The excersize of my roll in the giving of pleasure to the Kiddies riding our backs has made my Exmoor muscles to be strong. I now look over my withers and flanks at a body shrouded in taunt toned muscles.Ever bone gives the word strong of body a new meaning to me. I was weak in comparison and now prancing about with pride of form and fulfilment.
My partners in this Equine state are very friendly and we love to nickker and play. A odd feeling to communicate with companions by rolling one's upper lip high and showing off big slab teeth. To snort as if they were periods in each sentence. Pawing the ground with a forehoof to show a questioning of the others actions and wants. A flicking of tail to show urgency when moving it fast, or an easy calm manor to suggest willingness to agree. My body language is a hard thing to control. The human feelings and thoughts result in some often strange reactions from this animal body.

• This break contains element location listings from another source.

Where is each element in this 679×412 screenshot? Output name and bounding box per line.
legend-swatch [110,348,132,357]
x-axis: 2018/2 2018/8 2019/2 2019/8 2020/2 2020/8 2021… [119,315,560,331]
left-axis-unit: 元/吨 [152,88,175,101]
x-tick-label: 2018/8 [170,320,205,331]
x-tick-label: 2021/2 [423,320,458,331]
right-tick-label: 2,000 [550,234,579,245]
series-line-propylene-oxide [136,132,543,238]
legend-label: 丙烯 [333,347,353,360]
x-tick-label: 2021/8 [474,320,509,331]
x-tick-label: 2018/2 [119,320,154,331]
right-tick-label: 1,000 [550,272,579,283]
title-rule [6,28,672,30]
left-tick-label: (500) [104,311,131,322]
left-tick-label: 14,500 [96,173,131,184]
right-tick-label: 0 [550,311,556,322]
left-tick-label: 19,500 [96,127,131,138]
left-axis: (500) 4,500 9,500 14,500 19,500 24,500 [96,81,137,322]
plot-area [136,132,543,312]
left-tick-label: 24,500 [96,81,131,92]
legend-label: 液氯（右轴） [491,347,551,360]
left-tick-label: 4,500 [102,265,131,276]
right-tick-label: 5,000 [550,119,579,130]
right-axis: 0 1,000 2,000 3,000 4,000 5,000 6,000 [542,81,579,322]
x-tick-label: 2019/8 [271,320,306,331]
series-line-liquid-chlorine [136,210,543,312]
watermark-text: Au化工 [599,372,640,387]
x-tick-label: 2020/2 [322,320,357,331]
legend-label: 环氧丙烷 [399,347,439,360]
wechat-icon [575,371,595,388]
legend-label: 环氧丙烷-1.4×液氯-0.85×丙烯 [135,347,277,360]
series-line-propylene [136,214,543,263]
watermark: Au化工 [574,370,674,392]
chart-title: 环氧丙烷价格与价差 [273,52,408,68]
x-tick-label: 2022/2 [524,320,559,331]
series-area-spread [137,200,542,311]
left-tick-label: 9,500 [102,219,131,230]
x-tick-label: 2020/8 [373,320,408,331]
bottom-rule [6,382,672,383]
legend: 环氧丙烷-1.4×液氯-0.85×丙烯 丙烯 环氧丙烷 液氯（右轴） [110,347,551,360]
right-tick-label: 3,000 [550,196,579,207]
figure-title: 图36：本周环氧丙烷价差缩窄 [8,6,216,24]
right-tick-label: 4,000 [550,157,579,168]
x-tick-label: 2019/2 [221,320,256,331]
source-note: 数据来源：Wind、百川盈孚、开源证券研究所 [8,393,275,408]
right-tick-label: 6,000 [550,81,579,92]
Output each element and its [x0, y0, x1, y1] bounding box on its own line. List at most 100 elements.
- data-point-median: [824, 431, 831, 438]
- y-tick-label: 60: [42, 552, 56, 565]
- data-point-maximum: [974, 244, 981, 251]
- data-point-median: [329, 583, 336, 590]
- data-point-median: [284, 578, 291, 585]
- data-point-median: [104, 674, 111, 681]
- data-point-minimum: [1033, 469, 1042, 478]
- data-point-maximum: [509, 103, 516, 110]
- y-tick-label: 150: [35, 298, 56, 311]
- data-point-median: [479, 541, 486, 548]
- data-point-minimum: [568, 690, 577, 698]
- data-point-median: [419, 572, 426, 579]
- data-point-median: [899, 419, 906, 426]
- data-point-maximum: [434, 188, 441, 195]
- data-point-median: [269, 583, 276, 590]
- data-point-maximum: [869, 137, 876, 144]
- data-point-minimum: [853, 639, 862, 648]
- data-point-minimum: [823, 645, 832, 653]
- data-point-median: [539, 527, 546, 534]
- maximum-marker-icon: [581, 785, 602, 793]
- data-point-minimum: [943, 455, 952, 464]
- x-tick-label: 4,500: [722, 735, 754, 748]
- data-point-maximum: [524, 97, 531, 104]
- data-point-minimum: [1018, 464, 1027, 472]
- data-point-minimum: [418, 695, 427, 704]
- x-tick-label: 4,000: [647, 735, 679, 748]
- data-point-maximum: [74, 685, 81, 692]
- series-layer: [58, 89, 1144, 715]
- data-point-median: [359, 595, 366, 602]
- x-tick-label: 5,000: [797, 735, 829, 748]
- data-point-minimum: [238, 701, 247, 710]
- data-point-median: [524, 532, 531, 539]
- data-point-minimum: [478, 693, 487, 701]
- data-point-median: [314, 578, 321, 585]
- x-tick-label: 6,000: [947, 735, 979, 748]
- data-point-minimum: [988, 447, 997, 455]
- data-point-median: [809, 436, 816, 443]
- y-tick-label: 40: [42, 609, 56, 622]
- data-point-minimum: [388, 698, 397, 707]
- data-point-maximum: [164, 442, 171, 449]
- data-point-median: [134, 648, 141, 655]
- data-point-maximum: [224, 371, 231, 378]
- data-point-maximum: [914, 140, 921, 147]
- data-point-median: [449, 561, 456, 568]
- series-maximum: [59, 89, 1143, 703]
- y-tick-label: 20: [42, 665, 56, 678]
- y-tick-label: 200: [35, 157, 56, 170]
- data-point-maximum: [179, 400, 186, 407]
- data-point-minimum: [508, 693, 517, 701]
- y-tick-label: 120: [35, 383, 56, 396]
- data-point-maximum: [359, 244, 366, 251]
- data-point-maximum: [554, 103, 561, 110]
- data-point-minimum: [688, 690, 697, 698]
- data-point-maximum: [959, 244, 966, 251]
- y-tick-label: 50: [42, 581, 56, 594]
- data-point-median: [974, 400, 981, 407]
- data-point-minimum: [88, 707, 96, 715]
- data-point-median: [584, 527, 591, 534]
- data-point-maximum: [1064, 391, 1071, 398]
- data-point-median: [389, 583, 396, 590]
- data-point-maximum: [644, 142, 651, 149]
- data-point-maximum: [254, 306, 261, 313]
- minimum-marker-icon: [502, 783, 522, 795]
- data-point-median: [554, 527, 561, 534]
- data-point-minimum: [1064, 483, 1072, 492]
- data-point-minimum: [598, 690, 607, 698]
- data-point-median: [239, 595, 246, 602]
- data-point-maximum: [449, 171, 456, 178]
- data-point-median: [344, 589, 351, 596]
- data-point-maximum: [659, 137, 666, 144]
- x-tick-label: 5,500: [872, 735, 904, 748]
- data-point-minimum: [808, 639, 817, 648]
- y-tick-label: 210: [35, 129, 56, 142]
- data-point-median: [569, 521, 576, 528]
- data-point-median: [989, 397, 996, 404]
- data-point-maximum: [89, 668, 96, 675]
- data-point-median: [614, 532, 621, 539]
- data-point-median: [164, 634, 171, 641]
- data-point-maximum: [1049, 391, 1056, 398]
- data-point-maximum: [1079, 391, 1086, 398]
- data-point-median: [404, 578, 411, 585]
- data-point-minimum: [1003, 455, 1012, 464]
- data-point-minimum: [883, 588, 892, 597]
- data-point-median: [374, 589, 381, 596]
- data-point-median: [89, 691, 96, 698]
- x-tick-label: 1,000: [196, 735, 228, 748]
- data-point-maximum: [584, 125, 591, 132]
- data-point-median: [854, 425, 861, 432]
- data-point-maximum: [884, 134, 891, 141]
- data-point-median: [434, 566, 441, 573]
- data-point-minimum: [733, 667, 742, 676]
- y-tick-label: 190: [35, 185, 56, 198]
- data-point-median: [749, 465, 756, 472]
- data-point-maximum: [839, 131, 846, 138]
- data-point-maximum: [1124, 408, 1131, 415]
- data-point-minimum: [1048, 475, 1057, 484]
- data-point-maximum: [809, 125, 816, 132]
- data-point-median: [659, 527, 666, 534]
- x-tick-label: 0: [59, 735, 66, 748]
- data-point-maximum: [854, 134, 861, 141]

Each day has it's work and some freedom. I consider how much the day's go by as they did when human. To get up early in the morning, recieve from the caretaker a ration of grain and hay for breakfast. A glup of water to drink and clean one's teeth. The lining up as we are bridled and saddled for a long hot day with children walking in a never ending circle. The same scenery to each side and in front.
As we stop for midday break the musty oat bag tours our heads. A groffeling of the sweet grain by thick muscled lips searching the cloth bag. Snorting the chaff and dust from our nostrils as the bag covers our face.
Then on we go again round and round in a slow mindless movement. Plodding along together with no privacy for ourselves and little real consideration for the children who love us so much.
Our muscles ache as the day finally ends. We are relieved of the bridle which torque's our mouth and the hot, heavy saddle which heats our back and sucks in our belly. Now we run for the pasture to kick up one's heels and frolic well into the evening.
The past weeks have melted into a daily lifestyle. Time in of itself has lost any reason to keep. I find myself thinking less of the pleasures of pony life and more of a longing for freedom. The freedom which I as a human wanted for myself to enjoy, has become the same desire for me as a working pony too!
The lingering thought of two more weeks prods at my mind. Soon the Mentor will return and ask the heavy question. I try to ponder my answer of whether to return to the world as the man I was, or live on in this hardy form. The pleasures that I'd ever imagined were not yet in my grasp. The desire for free expression has eluded me! I stand on all fours a true animal of form and a question mind which so far can not make that final choice.